I don't know, I think of the brain as doing credit assignment pretty well, but we may have quite different definitions of good and bad. Is there an example you were thinking of?
Say that the triggers for pleasure are hardwired. After a pleasurable event, how do only those computations running in the brain that led to pleasure (and not those randomly running computations) get strengthened? After all, the pleasure circuit is hardwired, and can't reason causally about what thoughts led to what outcomes.
(I'm not currently confident that pleasure is exactly the same thing as reinforcement, but the two are probably closely related, and pleasure is a nice and concrete thing to discuss.)

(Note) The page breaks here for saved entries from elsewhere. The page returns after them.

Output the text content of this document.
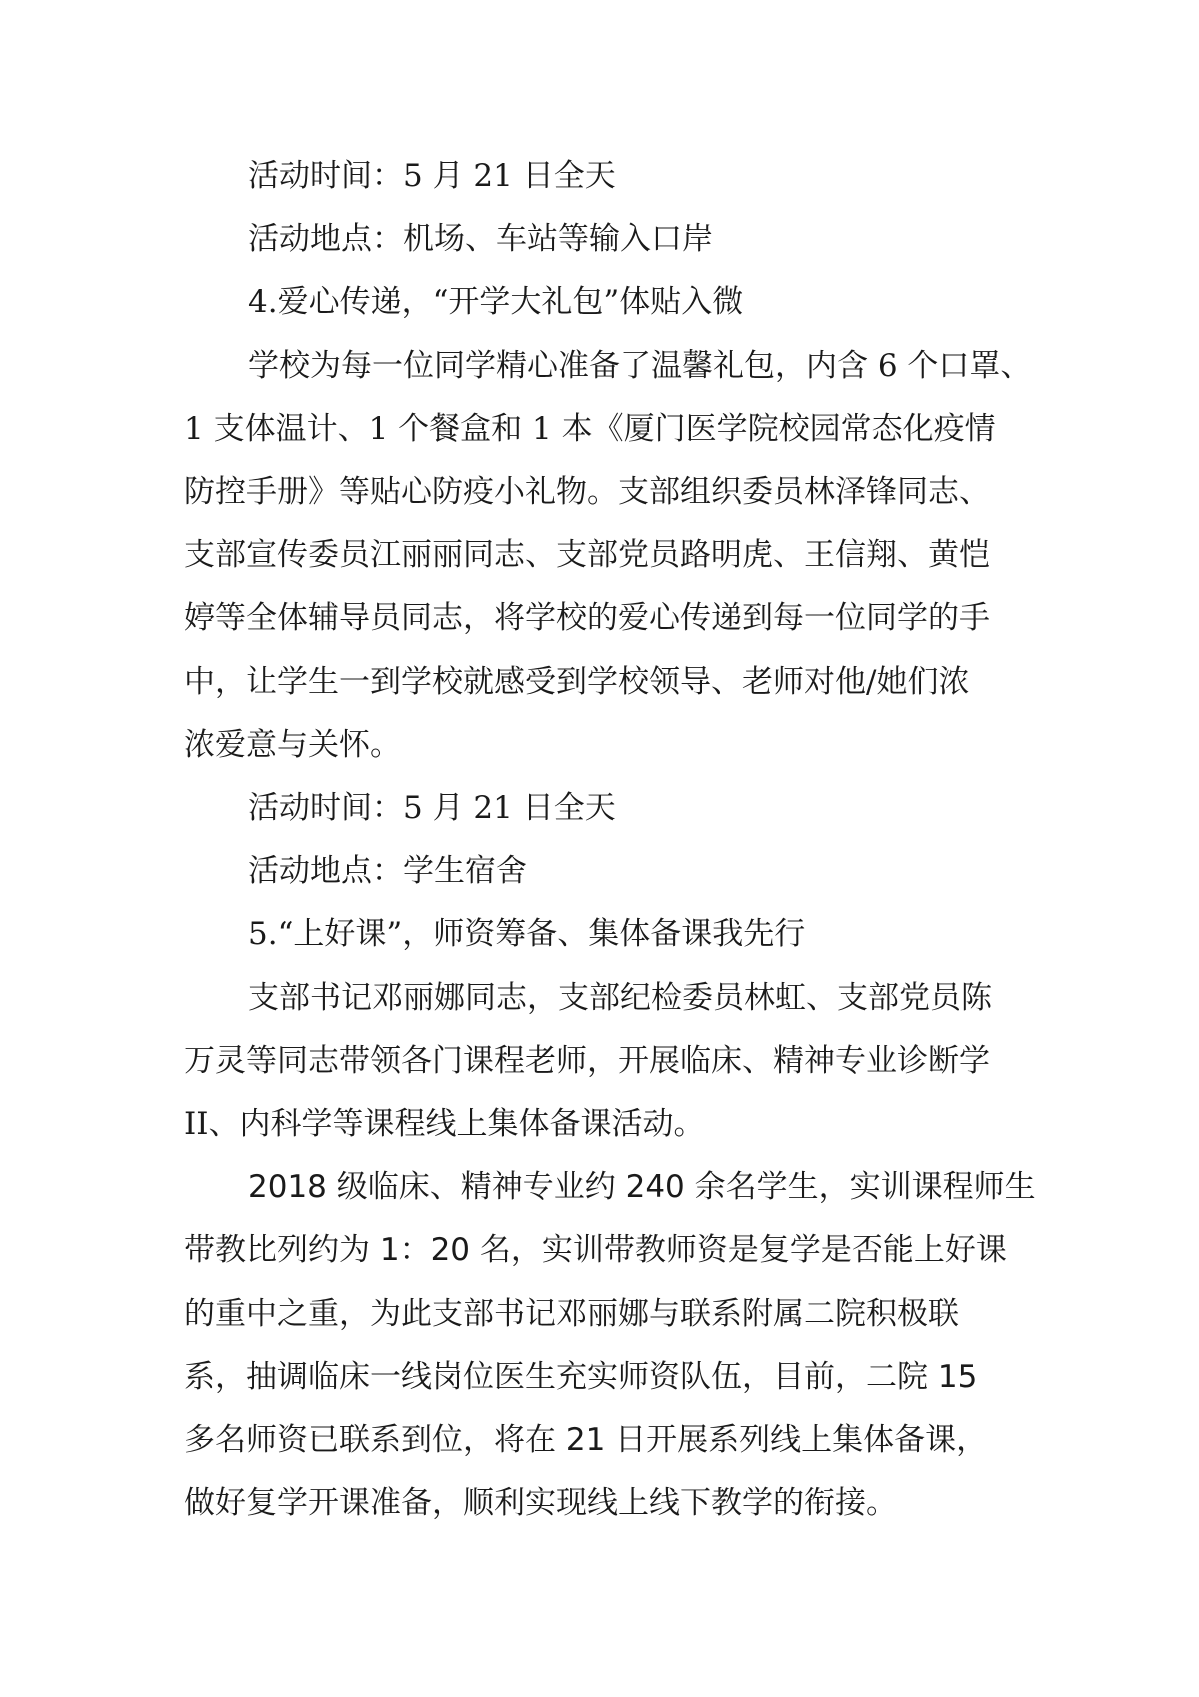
活动时间：5 月 21 日全天

活动地点：机场、车站等输入口岸

4.爱心传递，“开学大礼包”体贴入微

学校为每一位同学精心准备了温馨礼包，内含 6 个口罩、
1 支体温计、1 个餐盒和 1 本《厦门医学院校园常态化疫情
防控手册》等贴心防疫小礼物。支部组织委员林泽锋同志、
支部宣传委员江丽丽同志、支部党员路明虎、王信翔、黄恺
婷等全体辅导员同志，将学校的爱心传递到每一位同学的手
中，让学生一到学校就感受到学校领导、老师对他/她们浓
浓爱意与关怀。

活动时间：5 月 21 日全天

活动地点：学生宿舍

5.“上好课”，师资筹备、集体备课我先行

支部书记邓丽娜同志，支部纪检委员林虹、支部党员陈
万灵等同志带领各门课程老师，开展临床、精神专业诊断学
II、内科学等课程线上集体备课活动。

2018 级临床、精神专业约 240 余名学生，实训课程师生
带教比列约为 1：20 名，实训带教师资是复学是否能上好课
的重中之重，为此支部书记邓丽娜与联系附属二院积极联
系，抽调临床一线岗位医生充实师资队伍，目前，二院 15
多名师资已联系到位，将在 21 日开展系列线上集体备课，
做好复学开课准备，顺利实现线上线下教学的衔接。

What's to stop the human shards from being dominated and extinguished by the non-human shards? IE is there reason to expect equilibrium?
Nothing except those shards fighting for their own interests and succeeding to some extent.
You probably have many contending values that you hang on to now, and would even be pretty careful with write access to your own values, for instrumental convergence reasons. If you mostly expect outcomes where one shard eats all the others, why do you have a complex balance of values rather than a single core value?
And if it looks like this comes in hindsight by carefully reflecting on the situation, that's not without reinforcement. Your thoughts are scored against whatever it is that the brainstem is evaluating. And same as above, earlier or later, you stumble into some thoughts where the pattern is more clearly attributable, and then the weights change.
Maybe. But your subcortical reinforcement circuitry cannot (easily) score your thoughts. What it can score are the mystery computations that led to hardcoded reinforcement triggers, like sugar molecules interfacing with tastebuds. When you're just thinking to yourself, all of that should be a complete black-box to the brainstem.
I did mention that something is going on in the brain with self-supervised learning, and that's probably training your active computations all the time. Maybe shards can be leveraging this training loop? I'm currently quite unclear on this, though.
Reading this was causally responsible for me undoing any updates I made after being disappointed by my playing with GPT-3. Those observations weren't more likely inside a weak-GPT world, because a strong-GPT would just as readily simulate weak-simulacra in my contexts as it would strong-simulacra in other contexts.
I think I had all the pieces to have inferred this... but some subverbal part of my cognition was illegitimately epistemically nudged by the manifest limitations of naïvely prompted GPT. That part of me, I now see, should have only been epistemically pushed around by quite serious, professional toying with GPT!